En América Latina,
en los últimos 25 años, se ha presenciado un renovado auge de la
movilización popular. El fin de los gobiernos militares, y de los
conflictos violentos de la década del 80, dio paso a nuevas luchas y a
un clima relativamente más democrático. Desde el norte de México al sur
de Argentina, los movimientos sociales en los años 90 y, especialmente
en los 2000, han alcanzado nuevos picos de participación popular.
Estas
afirmaciones son confirmadas por las multitudinarias marchas en las
calles de Costa Rica contra el acuerdo del Tratado de Libre Comercio de
América Central (TLC-CAFTA) en 2007, las Marchas Blancas en El Salvador
contra la privatización de los servicios de salud y las Marchas Negras
en Panamá contra la reforma del sistema de pensiones, junto a las
masivas movilizaciones indígenas en Bolivia, Ecuador y Perú. Asimismo,
países del Cono Sur como Argentina, Paraguay y Uruguay experimentaron
una amplia movilización contra las políticas de liberalización económica
a principios del 2000.
Nuevos actores y organizaciones sociales
emergieron en la escena política, como los movimientos sociales con
identidades ambientales, feministas, de gays/lesbianas y de consumidores
(Álvarez et al., 1998).
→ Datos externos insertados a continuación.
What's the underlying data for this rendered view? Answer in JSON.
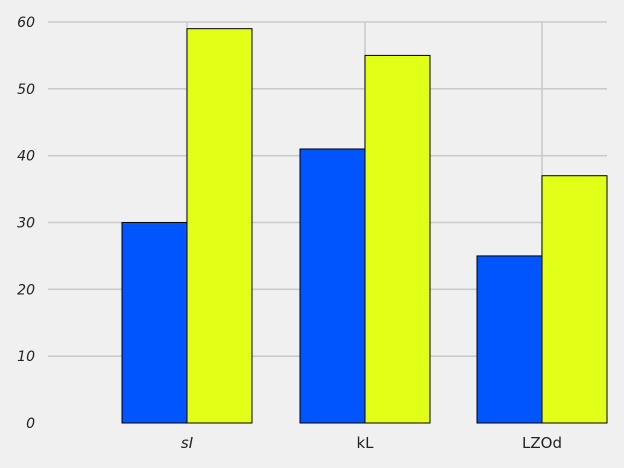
{
  "chart_data": {
    "type": "bar",
    "categories": [
      "sI",
      "kL",
      "LZOd"
    ],
    "series": [
      {
        "values": [
          30,
          41,
          25
        ],
        "color": "#0055ff"
      },
      {
        "values": [
          59,
          55,
          37
        ],
        "color": "#e2ff17"
      }
    ],
    "ylim": [
      0,
      60
    ],
    "yticks": [
      "0",
      "10",
      "20",
      "30",
      "40",
      "50",
      "60"
    ],
    "grid": true,
    "background": "#f0f0f0",
    "grid_color": "#cbcbcb",
    "edge_color": "#000000"
  }
}
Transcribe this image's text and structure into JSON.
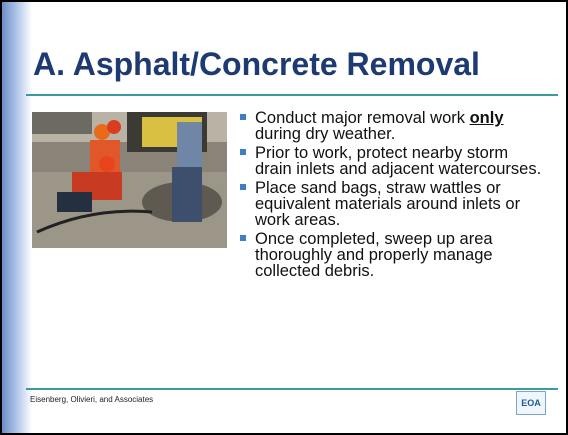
{
  "slide": {
    "title": "A. Asphalt/Concrete Removal",
    "bullets": [
      {
        "parts": [
          "Conduct major removal work",
          "only",
          "during dry weather."
        ]
      },
      "Prior to work, protect nearby storm drain inlets and adjacent watercourses.",
      "Place sand bags, straw wattles or equivalent materials around inlets or work areas.",
      "Once completed, sweep up area thoroughly and properly manage collected debris."
    ],
    "footer": "Eisenberg, Olivieri, and Associates",
    "logo": "EOA"
  }
}
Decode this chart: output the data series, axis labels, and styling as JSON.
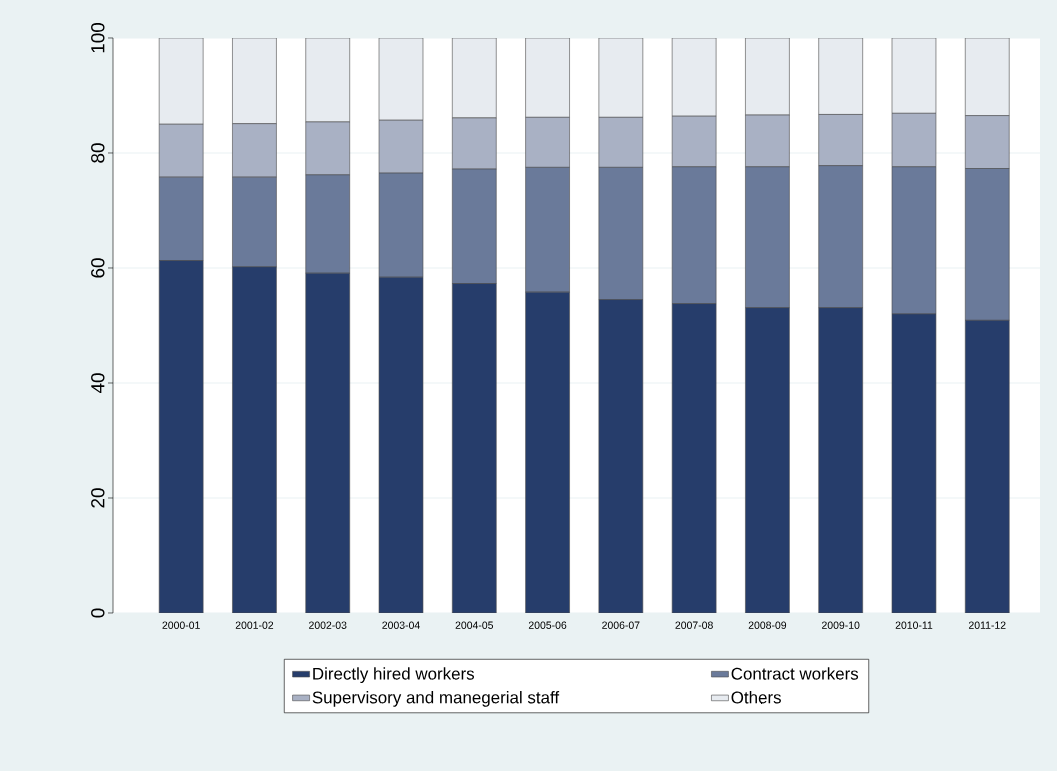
{
  "chart_data": {
    "type": "bar",
    "stacked": true,
    "categories": [
      "2000-01",
      "2001-02",
      "2002-03",
      "2003-04",
      "2004-05",
      "2005-06",
      "2006-07",
      "2007-08",
      "2008-09",
      "2009-10",
      "2010-11",
      "2011-12"
    ],
    "series": [
      {
        "name": "Directly hired workers",
        "color": "#263d6b",
        "values": [
          61.3,
          60.2,
          59.1,
          58.4,
          57.3,
          55.8,
          54.5,
          53.8,
          53.1,
          53.1,
          52.0,
          50.9
        ]
      },
      {
        "name": "Contract workers",
        "color": "#6a7a9a",
        "values": [
          14.5,
          15.6,
          17.1,
          18.1,
          19.9,
          21.7,
          23.0,
          23.8,
          24.5,
          24.7,
          25.6,
          26.4
        ]
      },
      {
        "name": "Supervisory and manegerial staff",
        "color": "#a9b1c4",
        "values": [
          9.2,
          9.3,
          9.2,
          9.2,
          8.9,
          8.7,
          8.7,
          8.8,
          9.0,
          8.9,
          9.3,
          9.2
        ]
      },
      {
        "name": "Others",
        "color": "#e7ebf0",
        "values": [
          15.0,
          14.9,
          14.6,
          14.3,
          13.9,
          13.8,
          13.8,
          13.6,
          13.4,
          13.3,
          13.1,
          13.5
        ]
      }
    ],
    "ylim": [
      0,
      100
    ],
    "yticks": [
      0,
      20,
      40,
      60,
      80,
      100
    ],
    "grid": "y",
    "legend": "bottom"
  }
}
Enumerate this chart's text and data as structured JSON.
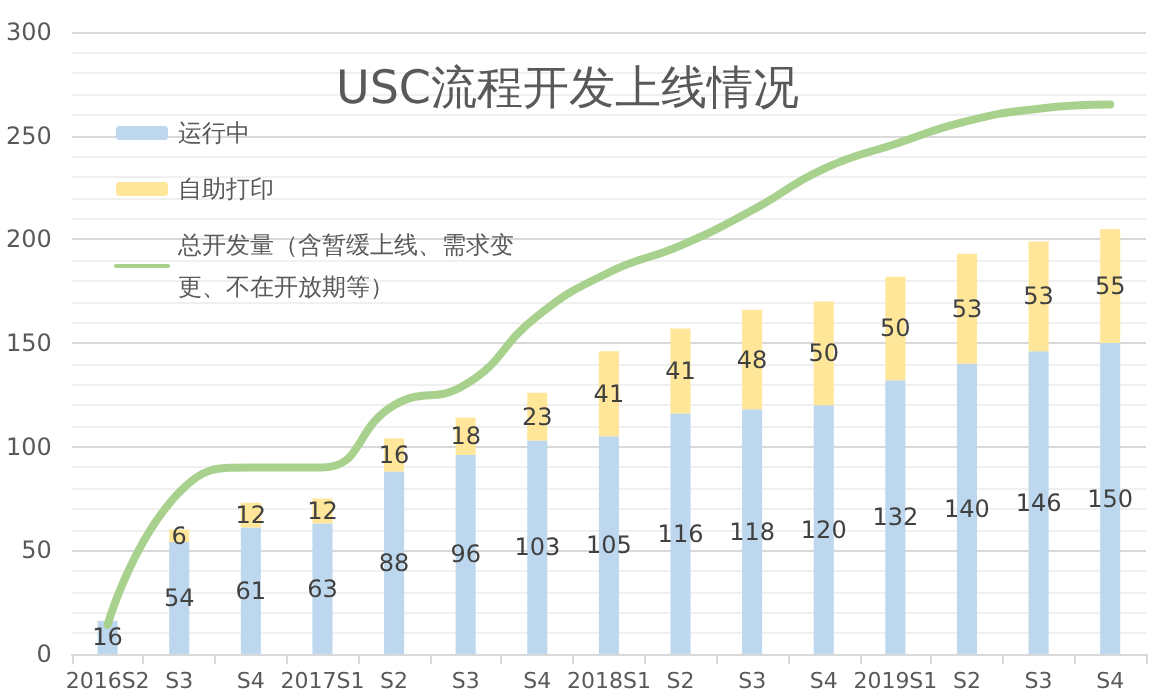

Incluso los movimientos sociales
“tradicionales”, como los sindicatos, continuaron desempeñando un papel
importante dentro del campo de los movimientos sociales en las campañas
contra la austeridad, el ajuste, las privatizaciones y el libre comercio
(Almeida, 2007). Los sectores rurales también persistieron al impulsar
luchas por las condiciones de trabajo o la explotación pasada (Enríquez,
2010; Cordero, 2009).
Las comunidades indígenas siguen siendo
protagonistas clave en Bolivia, Colombia, Ecuador, Guatemala, Honduras,
Panamá y Perú. Las movilizaciones masivas están directamente vinculadas,
además, al apogeo de varios de los gobiernos de izquierdas en la región
al convertir la política de la calle en resultados electorales exitosos
(Roberts, 2014; Stahler-Sholk et al., 2014).